Let someone else do it. We’ve got a lot on our plate.

That seems to be the attitude of the Town Board to shift accountability on protecting the Island’s wetlands to the Planning Board.

The process now is that the Planning Board makes recommendations to the Town Board on granting or denying permits to build or encroach on wetlands. Then the elected representatives of the Town Board make a decision. 

We hope the Board comes to its senses and doesn’t let a group of appointed — and not elected — officials pass final judgment on one of the Island’s most precious and endangered natural resources.

These resources are now “under siege,” according to former supervisor Art Williams, who is also a candidate in November for a seat on the Town Board. He’s not alone in using that right-on-the-money rhetoric.

The exact same phrase was used by Lori Beard Raymond, speaking on behalf of the Heights Property Owners Corporation (HPOC) at a recent Town Board meeting. Giving the responsibility to the Planning Board will result in “loosening of wetlands restrictions,” Ms. Beard Raymond said.

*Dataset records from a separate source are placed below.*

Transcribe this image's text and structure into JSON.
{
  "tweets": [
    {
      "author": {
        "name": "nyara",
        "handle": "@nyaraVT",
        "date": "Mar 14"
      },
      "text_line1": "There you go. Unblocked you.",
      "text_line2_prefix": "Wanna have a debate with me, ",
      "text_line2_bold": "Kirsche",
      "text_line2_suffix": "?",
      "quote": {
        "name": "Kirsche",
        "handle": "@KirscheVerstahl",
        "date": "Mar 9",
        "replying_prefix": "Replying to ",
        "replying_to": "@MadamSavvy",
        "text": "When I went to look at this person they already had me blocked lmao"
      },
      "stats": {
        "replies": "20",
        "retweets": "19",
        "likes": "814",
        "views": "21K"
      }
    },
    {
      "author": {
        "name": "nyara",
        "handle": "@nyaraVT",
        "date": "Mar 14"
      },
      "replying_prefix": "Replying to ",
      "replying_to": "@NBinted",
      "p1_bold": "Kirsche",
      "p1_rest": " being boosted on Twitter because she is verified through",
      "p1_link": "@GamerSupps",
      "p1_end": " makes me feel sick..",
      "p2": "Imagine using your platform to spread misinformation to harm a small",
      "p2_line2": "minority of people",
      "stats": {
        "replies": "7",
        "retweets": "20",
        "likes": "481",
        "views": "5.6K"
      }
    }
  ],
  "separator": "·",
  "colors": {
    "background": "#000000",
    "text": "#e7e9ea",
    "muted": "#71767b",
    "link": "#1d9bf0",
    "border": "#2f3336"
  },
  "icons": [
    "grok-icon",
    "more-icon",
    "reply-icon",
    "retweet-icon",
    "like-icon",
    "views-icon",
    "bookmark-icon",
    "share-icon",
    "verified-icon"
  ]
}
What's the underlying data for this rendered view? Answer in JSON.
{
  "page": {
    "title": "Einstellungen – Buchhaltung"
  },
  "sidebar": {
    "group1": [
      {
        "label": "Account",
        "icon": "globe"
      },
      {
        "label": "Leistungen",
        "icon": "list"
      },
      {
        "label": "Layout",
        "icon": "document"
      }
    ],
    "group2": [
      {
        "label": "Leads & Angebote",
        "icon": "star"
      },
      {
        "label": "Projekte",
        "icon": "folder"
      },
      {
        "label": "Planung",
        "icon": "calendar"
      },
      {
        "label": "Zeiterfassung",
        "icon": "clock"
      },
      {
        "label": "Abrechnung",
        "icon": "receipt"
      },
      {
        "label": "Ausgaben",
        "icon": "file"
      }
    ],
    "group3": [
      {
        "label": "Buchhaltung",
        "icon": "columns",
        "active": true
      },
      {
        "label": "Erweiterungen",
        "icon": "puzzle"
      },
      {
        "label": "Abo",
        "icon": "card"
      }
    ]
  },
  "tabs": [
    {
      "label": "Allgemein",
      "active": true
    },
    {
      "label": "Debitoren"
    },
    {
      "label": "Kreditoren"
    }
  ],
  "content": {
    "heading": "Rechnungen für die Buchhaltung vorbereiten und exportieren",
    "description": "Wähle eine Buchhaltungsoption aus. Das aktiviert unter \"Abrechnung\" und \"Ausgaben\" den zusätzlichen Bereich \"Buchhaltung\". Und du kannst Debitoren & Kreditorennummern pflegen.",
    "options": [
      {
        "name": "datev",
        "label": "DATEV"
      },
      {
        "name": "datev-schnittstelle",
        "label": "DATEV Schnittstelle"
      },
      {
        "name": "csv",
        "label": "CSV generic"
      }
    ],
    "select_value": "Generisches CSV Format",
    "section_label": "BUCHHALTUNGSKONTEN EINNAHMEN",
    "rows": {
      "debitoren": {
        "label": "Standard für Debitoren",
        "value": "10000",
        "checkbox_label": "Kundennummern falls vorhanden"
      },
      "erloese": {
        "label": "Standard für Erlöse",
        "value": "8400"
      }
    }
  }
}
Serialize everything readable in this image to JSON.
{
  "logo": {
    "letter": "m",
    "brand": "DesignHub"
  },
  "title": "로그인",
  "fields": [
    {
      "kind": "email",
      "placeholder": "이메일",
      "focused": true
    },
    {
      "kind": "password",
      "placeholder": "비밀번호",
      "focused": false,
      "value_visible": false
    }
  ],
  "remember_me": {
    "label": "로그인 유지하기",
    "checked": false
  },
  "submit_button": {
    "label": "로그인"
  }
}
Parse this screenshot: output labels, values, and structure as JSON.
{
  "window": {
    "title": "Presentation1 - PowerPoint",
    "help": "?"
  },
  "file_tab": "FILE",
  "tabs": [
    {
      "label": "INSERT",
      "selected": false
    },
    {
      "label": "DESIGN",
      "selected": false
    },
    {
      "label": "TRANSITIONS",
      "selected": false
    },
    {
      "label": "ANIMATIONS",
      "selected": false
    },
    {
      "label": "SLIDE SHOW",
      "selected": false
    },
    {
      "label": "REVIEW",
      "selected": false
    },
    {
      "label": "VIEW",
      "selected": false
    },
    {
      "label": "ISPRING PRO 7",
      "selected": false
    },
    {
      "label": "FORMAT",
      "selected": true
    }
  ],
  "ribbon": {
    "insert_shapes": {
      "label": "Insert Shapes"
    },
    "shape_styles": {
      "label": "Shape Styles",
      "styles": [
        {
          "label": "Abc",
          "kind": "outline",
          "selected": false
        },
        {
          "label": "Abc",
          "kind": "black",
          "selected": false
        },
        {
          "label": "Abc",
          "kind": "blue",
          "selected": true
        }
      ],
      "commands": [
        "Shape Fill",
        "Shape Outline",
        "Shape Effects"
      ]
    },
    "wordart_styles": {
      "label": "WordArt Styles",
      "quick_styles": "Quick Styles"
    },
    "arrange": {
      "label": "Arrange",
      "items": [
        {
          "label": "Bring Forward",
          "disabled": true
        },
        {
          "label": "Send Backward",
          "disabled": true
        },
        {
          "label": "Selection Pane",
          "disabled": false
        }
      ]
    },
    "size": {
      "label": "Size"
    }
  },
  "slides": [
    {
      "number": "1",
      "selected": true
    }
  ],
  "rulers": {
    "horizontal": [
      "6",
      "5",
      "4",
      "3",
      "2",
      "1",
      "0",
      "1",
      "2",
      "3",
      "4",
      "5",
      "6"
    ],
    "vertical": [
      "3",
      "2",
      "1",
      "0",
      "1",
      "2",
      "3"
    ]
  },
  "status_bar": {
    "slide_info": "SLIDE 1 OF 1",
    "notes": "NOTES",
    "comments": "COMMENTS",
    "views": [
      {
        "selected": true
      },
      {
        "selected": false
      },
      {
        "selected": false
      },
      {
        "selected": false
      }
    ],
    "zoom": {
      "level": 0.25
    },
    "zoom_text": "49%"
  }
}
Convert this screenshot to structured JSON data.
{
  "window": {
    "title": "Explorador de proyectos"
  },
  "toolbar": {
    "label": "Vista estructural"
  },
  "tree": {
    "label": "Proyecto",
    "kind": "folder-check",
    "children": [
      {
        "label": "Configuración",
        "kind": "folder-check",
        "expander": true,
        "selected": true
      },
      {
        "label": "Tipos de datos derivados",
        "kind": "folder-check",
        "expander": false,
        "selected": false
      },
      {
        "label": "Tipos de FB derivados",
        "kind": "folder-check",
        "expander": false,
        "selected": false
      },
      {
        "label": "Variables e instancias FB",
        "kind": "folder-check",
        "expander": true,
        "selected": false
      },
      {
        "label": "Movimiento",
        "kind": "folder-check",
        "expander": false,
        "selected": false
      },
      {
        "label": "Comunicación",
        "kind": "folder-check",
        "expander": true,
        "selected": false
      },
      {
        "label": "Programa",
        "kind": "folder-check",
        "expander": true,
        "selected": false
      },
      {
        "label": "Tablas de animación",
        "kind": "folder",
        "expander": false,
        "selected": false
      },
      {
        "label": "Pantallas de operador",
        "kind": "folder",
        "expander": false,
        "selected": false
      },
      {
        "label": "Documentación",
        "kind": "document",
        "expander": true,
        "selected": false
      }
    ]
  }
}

“We need more restrictions, not less,” she added, and was later joined by HPOC General Manager Stella Lagudis, who told the Town Board it should be making it more difficult for applicants to get wetlands permits.

“The wetlands are so precious,” Ms. Lagudis said, asking the Town Board to give more thought to the proposal.

At meetings and public hearings, the response from the community has been overwhelmingly in favor of keeping this essential duty with the Town Board.

Town Attorney Stephen Kiely said the idea was to “streamline” the process, and the Town Board has no environmental experts. Streamline, or not being responsible?

And as for not being experts, this is an extremely weak argument. Are the Town Board members hydrologists, with expertise in effluent flow and septic systems? No, but they have looked at the issue of the poisoning of the Island’s groundwaters and have made a case to solve an extremely difficult problem. Would they leave that decision to the Planning Board?

Of course not.

They have been elected to lead, not follow. They should retain their oversight of the wetlands and show leadership — through study, debate and knowledge — by being the guardians of the Island’s wetlands.